Und so weiter. Solche Probleme meint Hessel natürlich nicht, ihm geht es um politische Grundausrichtungen und zum Beispiel auch um den Israel-Palästina-Konflikt, aber auch um die Macht der Großbanken, das allmähliche Verschwinden des Sozialstaats und anderes. Jedoch sind viele unserer „kleinen“ Probleme letztlich nur Ausfluss oder Ergebnis großer Strömungen. Wer internationale Finanzmärkte stützen muss, kann, etwas vereinfacht ausgedrückt, seinen in Not geratenen Kommunen eben nicht mehr helfen. Und wenn ein 93 Jahre alter Mann sich hinsetzt und eine fesselnde, viele Menschen bewegende Kampfschrift entwirft, weil er eben nicht willens ist, nur noch zuzuschauen, dann kann man das getrost auch als Vorbild für das Agieren vor Ort wählen.

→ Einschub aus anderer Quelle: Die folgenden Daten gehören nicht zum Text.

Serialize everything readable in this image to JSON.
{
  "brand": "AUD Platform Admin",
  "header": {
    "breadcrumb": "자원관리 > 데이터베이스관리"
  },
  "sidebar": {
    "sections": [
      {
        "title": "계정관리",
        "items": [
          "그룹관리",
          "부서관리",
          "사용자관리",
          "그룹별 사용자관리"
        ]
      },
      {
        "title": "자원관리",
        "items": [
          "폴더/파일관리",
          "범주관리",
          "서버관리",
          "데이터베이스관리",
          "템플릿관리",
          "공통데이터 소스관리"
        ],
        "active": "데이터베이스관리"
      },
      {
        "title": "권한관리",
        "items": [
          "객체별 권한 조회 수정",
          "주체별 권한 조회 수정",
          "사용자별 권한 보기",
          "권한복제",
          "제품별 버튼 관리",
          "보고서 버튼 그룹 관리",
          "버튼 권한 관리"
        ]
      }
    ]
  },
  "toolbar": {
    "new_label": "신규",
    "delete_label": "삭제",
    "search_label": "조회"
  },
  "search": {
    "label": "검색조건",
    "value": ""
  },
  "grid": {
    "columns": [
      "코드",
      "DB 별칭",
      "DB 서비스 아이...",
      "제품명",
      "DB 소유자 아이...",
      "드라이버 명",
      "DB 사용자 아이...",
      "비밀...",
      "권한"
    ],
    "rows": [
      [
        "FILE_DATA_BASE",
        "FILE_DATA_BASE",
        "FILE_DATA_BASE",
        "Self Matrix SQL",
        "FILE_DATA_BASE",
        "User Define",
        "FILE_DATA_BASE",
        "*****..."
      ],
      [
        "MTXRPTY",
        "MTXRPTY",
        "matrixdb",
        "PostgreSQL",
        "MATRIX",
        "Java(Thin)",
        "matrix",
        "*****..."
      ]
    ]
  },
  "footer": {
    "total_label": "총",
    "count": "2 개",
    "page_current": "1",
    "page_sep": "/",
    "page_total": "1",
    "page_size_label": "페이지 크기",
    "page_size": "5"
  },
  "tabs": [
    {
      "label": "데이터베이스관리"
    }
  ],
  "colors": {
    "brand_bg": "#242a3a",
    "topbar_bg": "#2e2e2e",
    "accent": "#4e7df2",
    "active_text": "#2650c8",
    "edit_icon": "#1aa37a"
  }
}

Wir sollten uns daher weiter empören. Empören heißt einbringen, heißt etwas verändern zu wollen, heißt, einen Zustand nicht als gegeben hinzunehmen, sondern ihn zu ändern versuchen. Dass dies gewaltlos geschieht, versteht sich von selbst. Aber muss man sich denn wirklich alles gefallen lassen? Der alte Stephane Hessel sagt „Nein“, und das sollten wir auch tun. Ich jedenfalls bin mit anderer Stimmung aus dem Zug gestiegen als ich ihn vorher in Nordhausen bestiegen habe. Das verdanke ich jemandem, der erfolgreich aus dem Lager Dora gleich um die Ecke getürmt ist. Insoweit ist es nachgerade Südharzer Pflicht, die Worte Hessels zu beherzigen.
Empörung in diesem Sinne wird von der etablierten Politik als lästig empfunden. Dort ist man lieber weiter unter sich, allem Gerede vom „Ehrenamt“ zum Trotze. Ehrenamt bitte nur dann, wenn es zum politischen „Mainstream“ passt. Aber das muss man abschütteln.
Also: Weiter für den Erhalt des Walkenrieder Ortsbildes und der Walkenrieder Natur kämpfen. Weiter dafür einsetzen, dass Walkenried eine Heimat bleibt für uns und hoffentlich viele Jüngere. Weiter dafür kämpfen, dass am Walkenrieder Bahnhof noch ganz lange Züge halten. Weiter den Priorteich als Ausflugsziel pflegen. Und so weiter. Es gibt natürlich andere Themen und andere Formen der Empörung. Wenn sie konstruktiv sind, sind sie auch hochwillkommen. „Ohne mich ist das Schlimmste, was man sich und der Welt antun kann“ schreibt Hessel. Recht hat er.
Das kleine Heftchen steht ab sofort in der Bücherei zur Verfügung. Vor Risiken und Nebenwirkungen wird gewarnt.
Aber zum Lesen sei es wirklich empfohlen.